Gareth Jennings, Dubai – IHS Jane’s Defence Weekly

A P-8A Poseidon in the US corral at the Dubai Airshow 2015. The type is set to return to the Gulf region with a deployment to Bahrain planned for April 2016. Source: IHS/Gareth Jennings

The US Navy (USN) is preparing to deploy its Boeing P-8A Poseidon maritime multimission aircraft outside of the 7th Fleet’s area of responsibility (AoR) for the first time in early 2016, a service official confirmed on 9 November.

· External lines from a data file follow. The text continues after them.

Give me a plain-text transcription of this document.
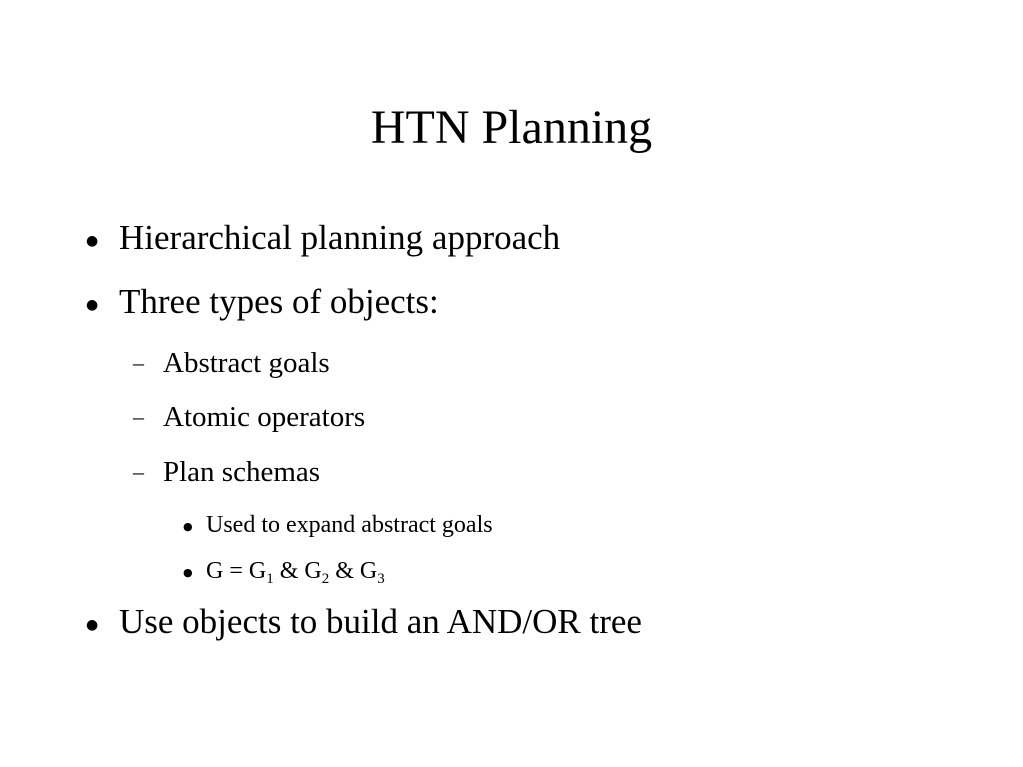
HTN Planning
● Hierarchical planning approach
● Three types of objects:
– Abstract goals
– Atomic operators
– Plan schemas
● Used to expand abstract goals
● $G = G_1$ & $G_2$ & $G_3$
● Use objects to build an AND/OR tree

Speaking at the Dubai Airshow, Captain Shane Tallant, military director of international programmes at PMA-206, said that, with the P-8A’s four deployments to date having all taken place in the 7th Fleet’s Pacific AoR, the navy is now working up to the type’s maiden operational missions in the Gulf and European AoRs of the 5th and 6th Fleets respectively.

“We are going to deploy two aircraft to Bahrain in April 2016, and [an undisclosed number of aircraft] to Sigonella in Italy in about 2018,” he said.

Since entering USN service in 2013, the P-8A has been confined to flying operational missions out of Kadena Air Base on the Japanese island of Okinawa. Locating its newest and most capable airborne maritime patrol asset in this region was very much a strategic decision by the US Department of Defense (DoD) to help try and counter the growing assertiveness of China.

In the two years of operations, the P-8A has flown the full gamut of its maritime patrol and anti-submarine warfare (ASW) mission sets, Capt Tallant said, most notably with regard to Chinese reef building in the disputed waters of the South China Sea, and the international search for the missing Malaysian Airlines flight MH370 (alongside P-8I Neptunes of the Indian Navy).

According to Tallant, the P-8A’s jet performance has been “a real game-changer” when compared to its turboprop Lockheed Martin P-3C Orion predecessor, in terms of being able to arrive on station quicker. With the aircraft having proven its promised capabilities over the Pacific with more than 50,000 operational hours flown, the navy now feels that the time is right to begin introducing it into other theatres.